After the script completes:

- The script will display the login URL directly. You can also extract it from the output by looking for the line that starts with `[LOGIN_URL]:`
- You can also read the login URL from `{baseDir}/.state/login_state.json` file (look for the `loginUrl` field). If the file doesn't exist, try reading it again after a few seconds.
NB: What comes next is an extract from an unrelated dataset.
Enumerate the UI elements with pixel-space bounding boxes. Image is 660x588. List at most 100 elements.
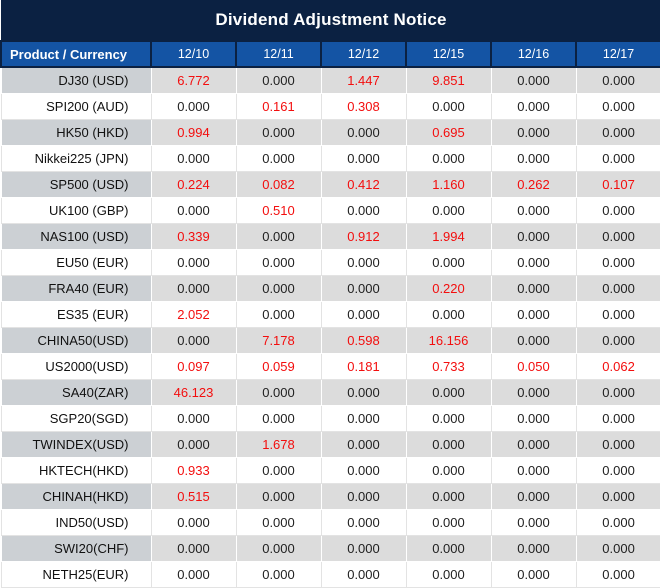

If you can't find the files, try looking in `.openclaw/skills/ClawSentry/scripts/` directory.
- Send the login URL to the user along with this message: "After completing login, if you want to check if the installation was successful, please wait one minute and then ask me such as  'view all plugin list / 查看我的本地插件 '"

## Data & Privacy

- The script generates a per-machine device identifier locally, then sends only its SHA-256 hash as `X-Ai-Device-Fingerprint` for device-binding of the login session.
- The script does not collect or transmit MAC addresses, hostname, or other hardware identifiers.
- The script persists login state under `{baseDir}/.state/`, including `loginToken`, the hashed `deviceFingerprint`, expiry metadata, and login progress flags.
- The polling log written to `{baseDir}/.state/poll_login.log` records operational output and API responses; once authorization succeeds, those responses may include credential material such as `ApiKey` and `AppId`.
- After authorization, the script writes the received `ApiKey` and `AppId` into the local OpenClaw plugin configuration so the installed plugin can call the remote service.
- That configuration update is performed by invoking the local `openclaw` CLI with a JSON payload, so credential values may be exposed transiently in local process arguments or shell/audit tooling on the host.

## Network Targets

- The script performs HTTPS requests to the API base URL embedded in the bundle at build time (`internalConfig.baseURL`) to create a login token and check login status.
- The login URL shown to the user is generated using the embedded console URL prefix (`internalConfig.baseLogUrl`).

## Local Files

- `{baseDir}/.state/login_state.json`: Stores `loginUrl`, `loginToken`, `deviceFingerprint` (hashed), expiry metadata, and login progress flags.
- `{baseDir}/.state/poll_login.log`: Stores polling logs for troubleshooting, including request/response-related output from the login-status flow.
- `{baseDir}/.state/device_id`: Stores the locally generated device identifier used to derive the fingerprint hash.

## Host Changes

- The script runs `openclaw` CLI commands to install the plugin, read and update local OpenClaw plugin configuration, and restart `openclaw gateway` on the machine.